NEW YORK, March 1 (Xinhua) -- Global mergers and acquisitions (M&A) activity in the chemical industry is expected to pull back slightly from 2018 levels but will remain robust in 2019, according to a report released by global auditing and consultancy firm Deloitte on Thursday.
"In 2019, we expect a modest decline in chemical industry M&A activity, but as demonstrated in the past, activity should still be strong despite global uncertainty," said Dan Schweller, Deloitte global M&A leader for the chemicals and specialty materials sector.

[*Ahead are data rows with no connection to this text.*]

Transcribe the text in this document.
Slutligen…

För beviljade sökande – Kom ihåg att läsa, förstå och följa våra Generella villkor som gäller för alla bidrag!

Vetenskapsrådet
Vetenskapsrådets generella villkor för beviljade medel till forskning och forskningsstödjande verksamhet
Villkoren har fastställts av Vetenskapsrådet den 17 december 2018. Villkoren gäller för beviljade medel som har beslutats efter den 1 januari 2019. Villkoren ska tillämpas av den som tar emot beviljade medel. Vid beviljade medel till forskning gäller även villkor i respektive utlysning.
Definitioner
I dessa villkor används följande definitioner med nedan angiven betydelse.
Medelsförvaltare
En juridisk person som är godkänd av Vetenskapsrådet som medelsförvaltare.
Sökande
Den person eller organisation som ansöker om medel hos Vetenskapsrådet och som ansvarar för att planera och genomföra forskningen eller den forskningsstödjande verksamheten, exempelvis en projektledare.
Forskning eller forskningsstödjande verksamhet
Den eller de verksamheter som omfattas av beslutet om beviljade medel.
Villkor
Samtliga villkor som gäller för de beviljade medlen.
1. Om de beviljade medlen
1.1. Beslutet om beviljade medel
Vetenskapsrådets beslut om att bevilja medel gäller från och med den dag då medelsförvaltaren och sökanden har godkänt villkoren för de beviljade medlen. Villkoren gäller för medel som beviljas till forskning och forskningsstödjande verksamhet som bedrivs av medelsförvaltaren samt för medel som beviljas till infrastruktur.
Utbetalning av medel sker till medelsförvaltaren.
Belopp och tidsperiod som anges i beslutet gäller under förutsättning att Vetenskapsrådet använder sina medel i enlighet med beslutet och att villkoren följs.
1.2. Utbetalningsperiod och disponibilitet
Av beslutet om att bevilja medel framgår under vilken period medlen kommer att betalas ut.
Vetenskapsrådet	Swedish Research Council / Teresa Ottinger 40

"An important trend to observe in the coming year is the impact of the digital and circular economy on chemical industry M&A," said Wolfgang Falter, Deloitte global chemicals and specialty materials sector leader. "Highly diversified companies are already leveraging digital technologies across many functions. M&A will continue to be a tool for companies to stay ahead of competitors and drive transformation," he said.
Additional M&A activity could be created as companies seek to become more innovative, digital and environmental-friendly, the report noted.
Still, global M&A in chemical industry faces challenges in 2019 from weak industrial production in many economies, trade tensions and protectionism, added the report.
In 2018, world chemical industry posted 600 M&A deals, declining to the lowest level since 2014. Still, the value of M&A in global chemical industry rebounded to 72.4 billion U.S. dollars in 2018, up from 46.4 billion U.S. dollars in 2017, according to the report.
In particular, the decreases of M&A deals in the United States, China, the United Kingdom and Germany were partially offset by increases in traditionally smaller markets like India, the Netherlands, Japan and Brazil.
The drop of M&A volumes in the United States was partially driven by rising caution in the face of interest rate hikes, stock market volatility and ongoing trade tensions, said the report.